Al respecto de la novela, Unamuno decía:
En La Nación, de Buenos Aires, y algo más tarde en El Sol, de Madrid, número del 3 de diciembre de 1931 […], Gregorio Marañón publicó un artículo sobre mi San Manuel bueno, mártir, asegurando que ella, esta novelita, publicada en La Novela de Hoy, número 461 y último de la publicación, correspondiente al día 13 de marzo de 1931 -estos detalles los doy para la insaciable casta de los bibliógrafos-, ha de ser una de mis obras más leídas y gustadas en adelante como una de las más características de mi producción toda novelesca. Y quien dice novelesca -agrego yo-, dice filosófica y teológica. Y así como él pienso yo, que tengo la conciencia de haber puesto en ella todo mi sentimiento trágico de la vida cotidiana.
San Manuel bueno, mártir se desarrolla en algún pueblo pequeño de España en el que se cruzan dos hechos, la existencia de un ateo entre todos ellos y la llegada de un nuevo y joven Padre (Manuel) a la Iglesia ante la muerte del anterior ministro. Es una obra que intenta llegar al fondo de las creencias donde se pelean la intolerancia y la comprensión, el entendimiento de que aún pensando distinto, se puede recorrer el mismo camino.
Quizá lo único cuestionable (no estoy seguro de que ésa sea la palabra, en todo caso muevan un poco el concepto para la izquierda o la derecha) es que nuestro protagonista en algún momento de la historia mira al resto desde arriba (si está leyendo esto Don Miguel, corríjame por favor si no es así), su posición de líder natural e impuesto a la vez parece darle la potestad como para tomar las riendas de lo que todos creen y también, de lo que no creen: es un santo y también un demonio, Abraxas, un gran sustentador de placebos apaciguadores de almas.
Un fragmento:
Por todos mostraba el mismo afecto, y si a algunos distinguía más con él era a los más desgraciados y a los que aparecían como más díscolos.
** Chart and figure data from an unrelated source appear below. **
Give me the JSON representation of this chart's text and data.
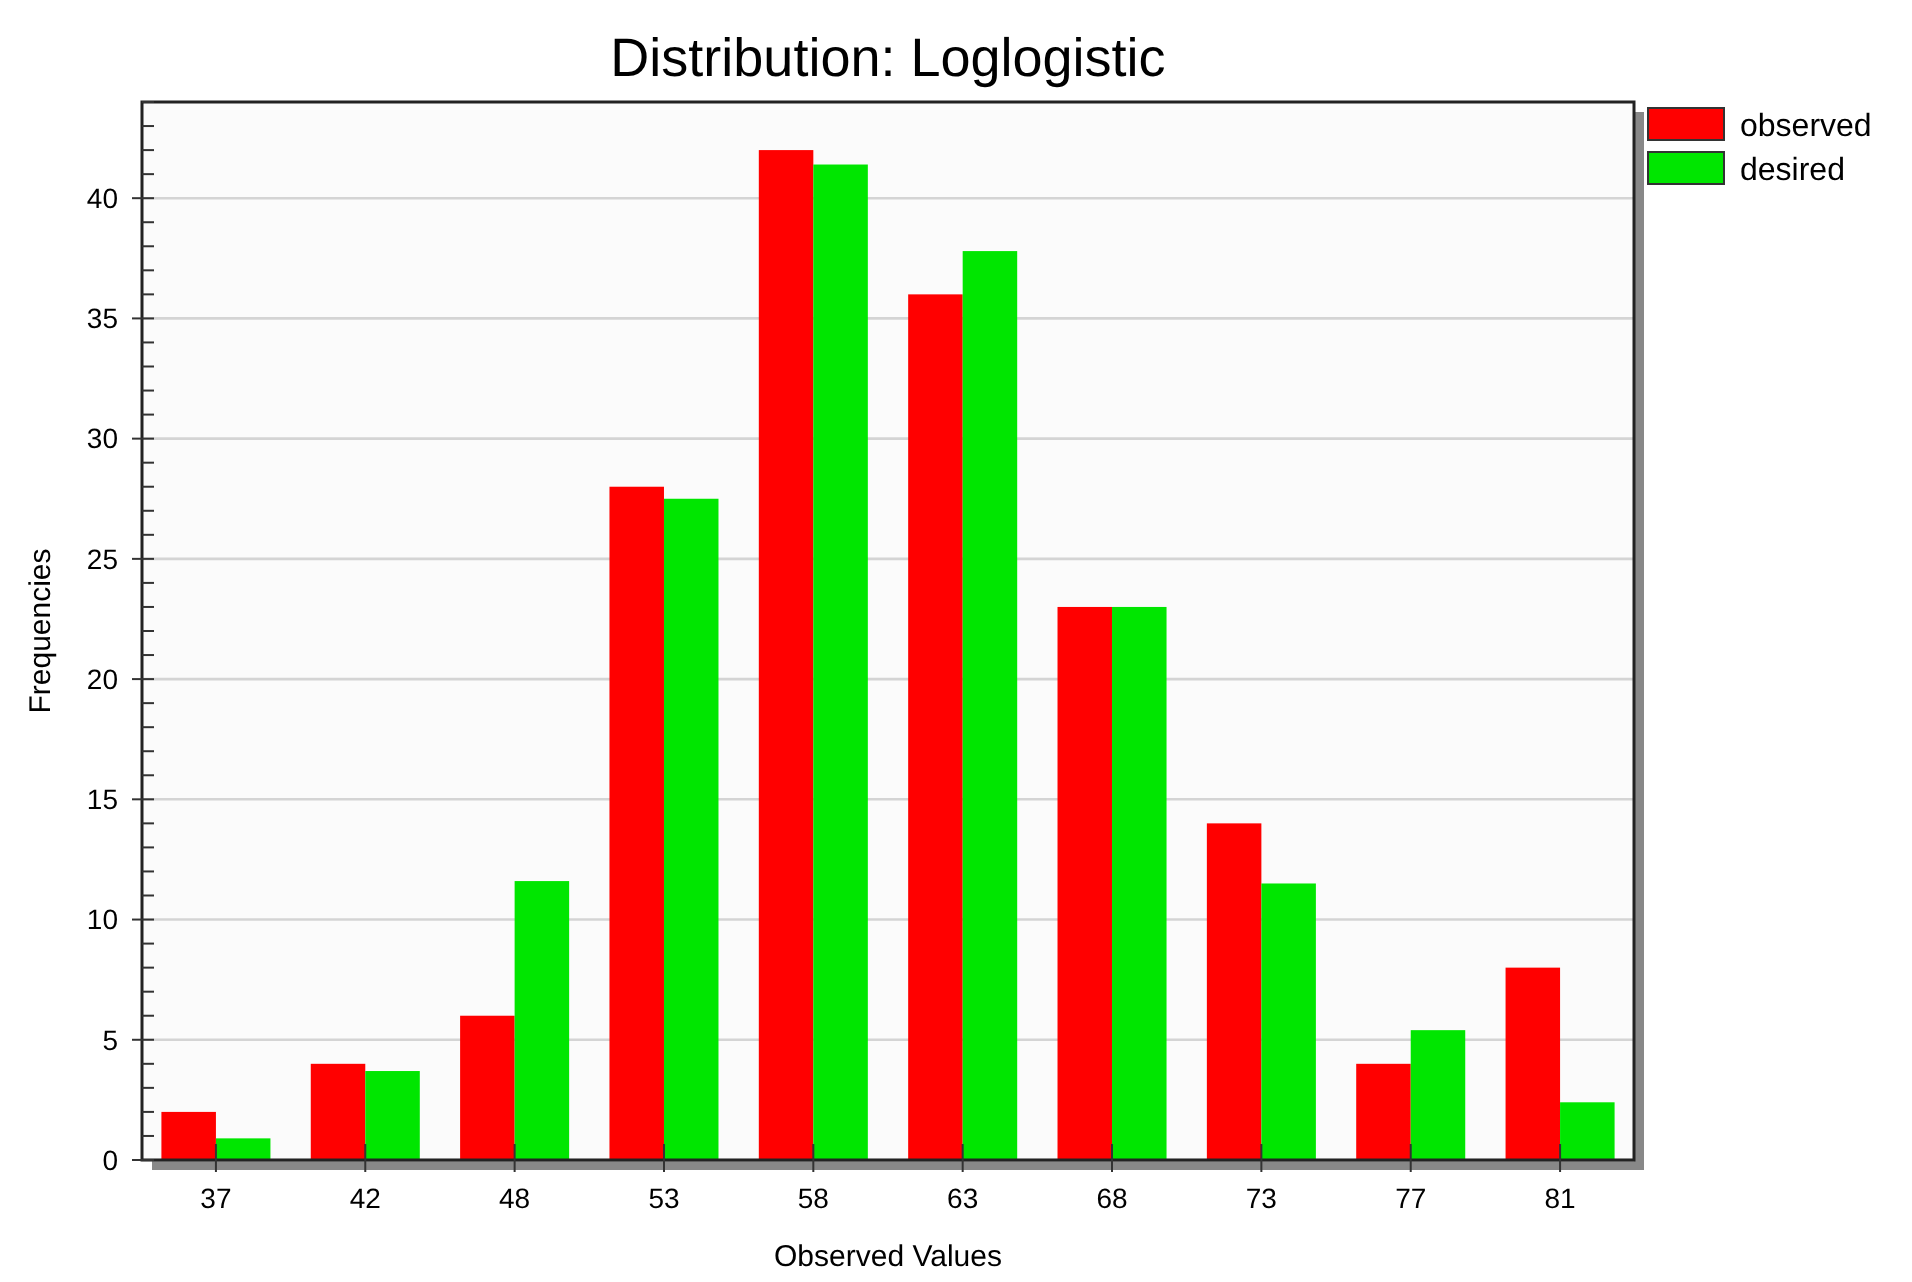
{
  "chart_data": {
    "type": "bar",
    "title": "Distribution: Loglogistic",
    "xlabel": "Observed Values",
    "ylabel": "Frequencies",
    "categories": [
      "37",
      "42",
      "48",
      "53",
      "58",
      "63",
      "68",
      "73",
      "77",
      "81"
    ],
    "series": [
      {
        "name": "observed",
        "color": "#ff0000",
        "values": [
          2,
          4,
          6,
          28,
          42,
          36,
          23,
          14,
          4,
          8
        ]
      },
      {
        "name": "desired",
        "color": "#00e600",
        "values": [
          0.9,
          3.7,
          11.6,
          27.5,
          41.4,
          37.8,
          23,
          11.5,
          5.4,
          2.4
        ]
      }
    ],
    "ylim": [
      0,
      44
    ],
    "yticks": [
      0,
      {
        "value": 1,
        "label": null
      },
      {
        "value": 2,
        "label": null
      },
      {
        "value": 3,
        "label": null
      },
      {
        "value": 4,
        "label": null
      },
      5,
      {
        "value": 6,
        "label": null
      },
      {
        "value": 7,
        "label": null
      },
      {
        "value": 8,
        "label": null
      },
      {
        "value": 9,
        "label": null
      },
      10,
      {
        "value": 11,
        "label": null
      },
      {
        "value": 12,
        "label": null
      },
      {
        "value": 13,
        "label": null
      },
      {
        "value": 14,
        "label": null
      },
      15,
      {
        "value": 16,
        "label": null
      },
      {
        "value": 17,
        "label": null
      },
      {
        "value": 18,
        "label": null
      },
      {
        "value": 19,
        "label": null
      },
      20,
      {
        "value": 21,
        "label": null
      },
      {
        "value": 22,
        "label": null
      },
      {
        "value": 23,
        "label": null
      },
      {
        "value": 24,
        "label": null
      },
      25,
      {
        "value": 26,
        "label": null
      },
      {
        "value": 27,
        "label": null
      },
      {
        "value": 28,
        "label": null
      },
      {
        "value": 29,
        "label": null
      },
      30,
      {
        "value": 31,
        "label": null
      },
      {
        "value": 32,
        "label": null
      },
      {
        "value": 33,
        "label": null
      },
      {
        "value": 34,
        "label": null
      },
      35,
      {
        "value": 36,
        "label": null
      },
      {
        "value": 37,
        "label": null
      },
      {
        "value": 38,
        "label": null
      },
      {
        "value": 39,
        "label": null
      },
      40,
      {
        "value": 41,
        "label": null
      },
      {
        "value": 42,
        "label": null
      },
      {
        "value": 43,
        "label": null
      },
      {
        "value": 44,
        "label": null
      }
    ],
    "grid": "y",
    "legend": "top right"
  }
}
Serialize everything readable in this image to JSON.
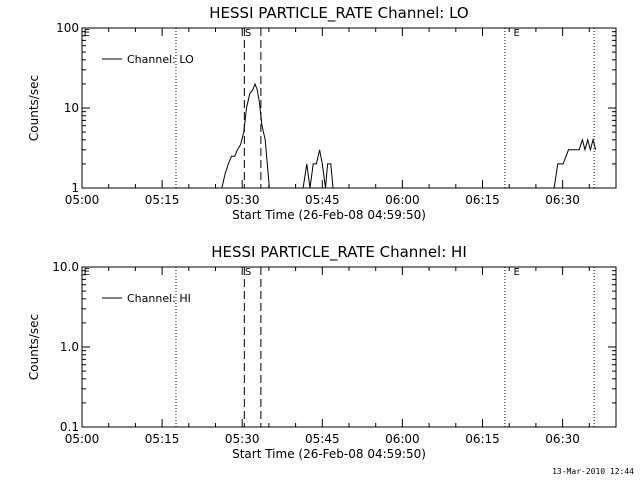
{
  "chart_data": [
    {
      "type": "line",
      "title": "HESSI PARTICLE_RATE Channel: LO",
      "xlabel": "Start Time (26-Feb-08 04:59:50)",
      "ylabel": "Counts/sec",
      "yscale": "log",
      "ylim": [
        1,
        100
      ],
      "xlim_minutes": [
        0,
        100
      ],
      "xticks": [
        {
          "m": 0,
          "label": "05:00"
        },
        {
          "m": 15,
          "label": "05:15"
        },
        {
          "m": 30,
          "label": "05:30"
        },
        {
          "m": 45,
          "label": "05:45"
        },
        {
          "m": 60,
          "label": "06:00"
        },
        {
          "m": 75,
          "label": "06:15"
        },
        {
          "m": 90,
          "label": "06:30"
        }
      ],
      "yticks": [
        {
          "v": 1,
          "label": "1"
        },
        {
          "v": 10,
          "label": "10"
        },
        {
          "v": 100,
          "label": "100"
        }
      ],
      "legend": {
        "label": "Channel: LO",
        "position": "top-left"
      },
      "annotations": [
        {
          "text": "E",
          "m": 0.3
        },
        {
          "text": "S",
          "m": 30.5
        },
        {
          "text": "E",
          "m": 80.8
        }
      ],
      "event_lines": [
        {
          "m": 17.6,
          "style": "dotted"
        },
        {
          "m": 30.4,
          "style": "dashed"
        },
        {
          "m": 33.5,
          "style": "dashed"
        },
        {
          "m": 79.2,
          "style": "dotted"
        },
        {
          "m": 95.9,
          "style": "dotted"
        }
      ],
      "series": [
        {
          "name": "Channel: LO",
          "segments": [
            [
              [
                26.2,
                1
              ],
              [
                26.8,
                1.5
              ],
              [
                27.4,
                2
              ],
              [
                28.0,
                2.5
              ],
              [
                28.6,
                2.5
              ],
              [
                29.1,
                3
              ],
              [
                29.7,
                3.5
              ],
              [
                30.3,
                5
              ],
              [
                30.8,
                10
              ],
              [
                31.4,
                15
              ],
              [
                32.0,
                17
              ],
              [
                32.4,
                20
              ],
              [
                32.8,
                17
              ],
              [
                33.2,
                12
              ],
              [
                33.7,
                6
              ],
              [
                34.3,
                4
              ],
              [
                34.7,
                2
              ],
              [
                35.1,
                1
              ]
            ],
            [
              [
                40.0,
                1
              ],
              [
                41.4,
                1
              ],
              [
                42.1,
                2
              ],
              [
                42.7,
                1
              ],
              [
                43.3,
                2
              ],
              [
                43.9,
                2
              ],
              [
                44.5,
                3
              ],
              [
                45.0,
                2
              ],
              [
                45.6,
                1
              ],
              [
                46.0,
                2
              ],
              [
                46.6,
                2
              ],
              [
                47.0,
                1
              ]
            ],
            [
              [
                88.4,
                1
              ],
              [
                89.1,
                2
              ],
              [
                90.1,
                2
              ],
              [
                91.1,
                3
              ],
              [
                92.1,
                3
              ],
              [
                93.1,
                3
              ],
              [
                93.7,
                4
              ],
              [
                94.2,
                3
              ],
              [
                94.7,
                4
              ],
              [
                95.2,
                3
              ],
              [
                95.7,
                4
              ],
              [
                96.2,
                3
              ]
            ]
          ]
        }
      ]
    },
    {
      "type": "line",
      "title": "HESSI PARTICLE_RATE Channel: HI",
      "xlabel": "Start Time (26-Feb-08 04:59:50)",
      "ylabel": "Counts/sec",
      "yscale": "log",
      "ylim": [
        0.1,
        10
      ],
      "xlim_minutes": [
        0,
        100
      ],
      "xticks": [
        {
          "m": 0,
          "label": "05:00"
        },
        {
          "m": 15,
          "label": "05:15"
        },
        {
          "m": 30,
          "label": "05:30"
        },
        {
          "m": 45,
          "label": "05:45"
        },
        {
          "m": 60,
          "label": "06:00"
        },
        {
          "m": 75,
          "label": "06:15"
        },
        {
          "m": 90,
          "label": "06:30"
        }
      ],
      "yticks": [
        {
          "v": 0.1,
          "label": "0.1"
        },
        {
          "v": 1,
          "label": "1.0"
        },
        {
          "v": 10,
          "label": "10.0"
        }
      ],
      "legend": {
        "label": "Channel: HI",
        "position": "top-left"
      },
      "annotations": [
        {
          "text": "E",
          "m": 0.3
        },
        {
          "text": "S",
          "m": 30.5
        },
        {
          "text": "E",
          "m": 80.8
        }
      ],
      "event_lines": [
        {
          "m": 17.6,
          "style": "dotted"
        },
        {
          "m": 30.4,
          "style": "dashed"
        },
        {
          "m": 33.5,
          "style": "dashed"
        },
        {
          "m": 79.2,
          "style": "dotted"
        },
        {
          "m": 95.9,
          "style": "dotted"
        }
      ],
      "series": [
        {
          "name": "Channel: HI",
          "segments": []
        }
      ]
    }
  ],
  "footer": {
    "timestamp": "13-Mar-2010 12:44"
  }
}
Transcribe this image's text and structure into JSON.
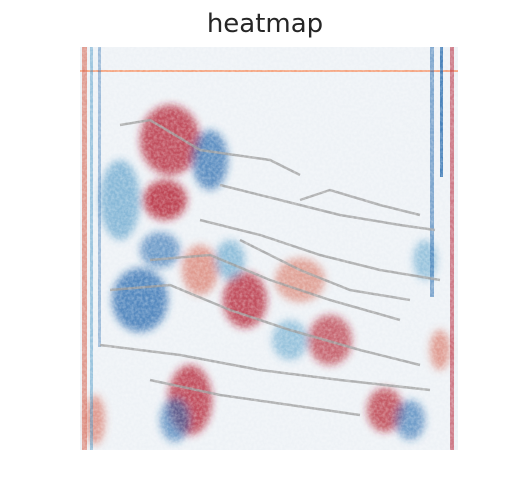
{
  "title": "heatmap"
}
Y como hubiera en el pueblo un pobre idiota de nacimiento, Blasillo el bobo, a este es a quien más acariciaba y hasta llegó a enseñarle cosas que parecía milagro que las hubiese podido aprender. Y es que el pequeño rescoldo de inteligencia que aún quedaba en el bobo se le encendía en imitar, como un pobre mono, a su Don Manuel.
Su maravilla era la voz, una voz divina, que hacía llorar. Cuando al oficiar en misa mayor o solemne entonaba el prefacio, estremecíase la iglesia y todos los que le oían sentíanse conmovidos en sus entrañas. Su canto, saliendo del templo, iba a quedarse dormido sobre el lago y al pie de la montaña. Y cuando en el sermón de Viernes Santo clamaba aquello de: «¡Dios mío, Dios mío!, ¿por qué me has abandonado?», pasaba por el pueblo todo un temblor hondo como por sobre las aguas del lago en días de cierzo de hostigo. Y era como si oyesen a Nuestro Señor Jesucristo mismo, como si la voz brotara de aquel viejo crucifijo a cuyos pies tantas generaciones de madres habían depositado sus congojas. Como que una vez, al oírlo su madre, la de Don Manuel, no pudo contenerse, y desde el suelo del templo, en que se sentaba, gritó: «¡Hijo mío!». Y fue un chaparrón de lágrimas entre todos. Creeríase que el grito maternal había brotado de la boca entreabierta de aquella Dolorosa -el corazón traspasado por siete espadas- que había en una de las capillas del templo. Luego Blasillo el tonto iba repitiendo en tono patético por las callejas, y como en eco, el «¡Dios mío, Dios mío!, ¿por qué me has abandonado?», y de tal manera que al oírselo se les saltaban a todos las lágrimas, con gran regocijo del bobo por su triunfo imitativo.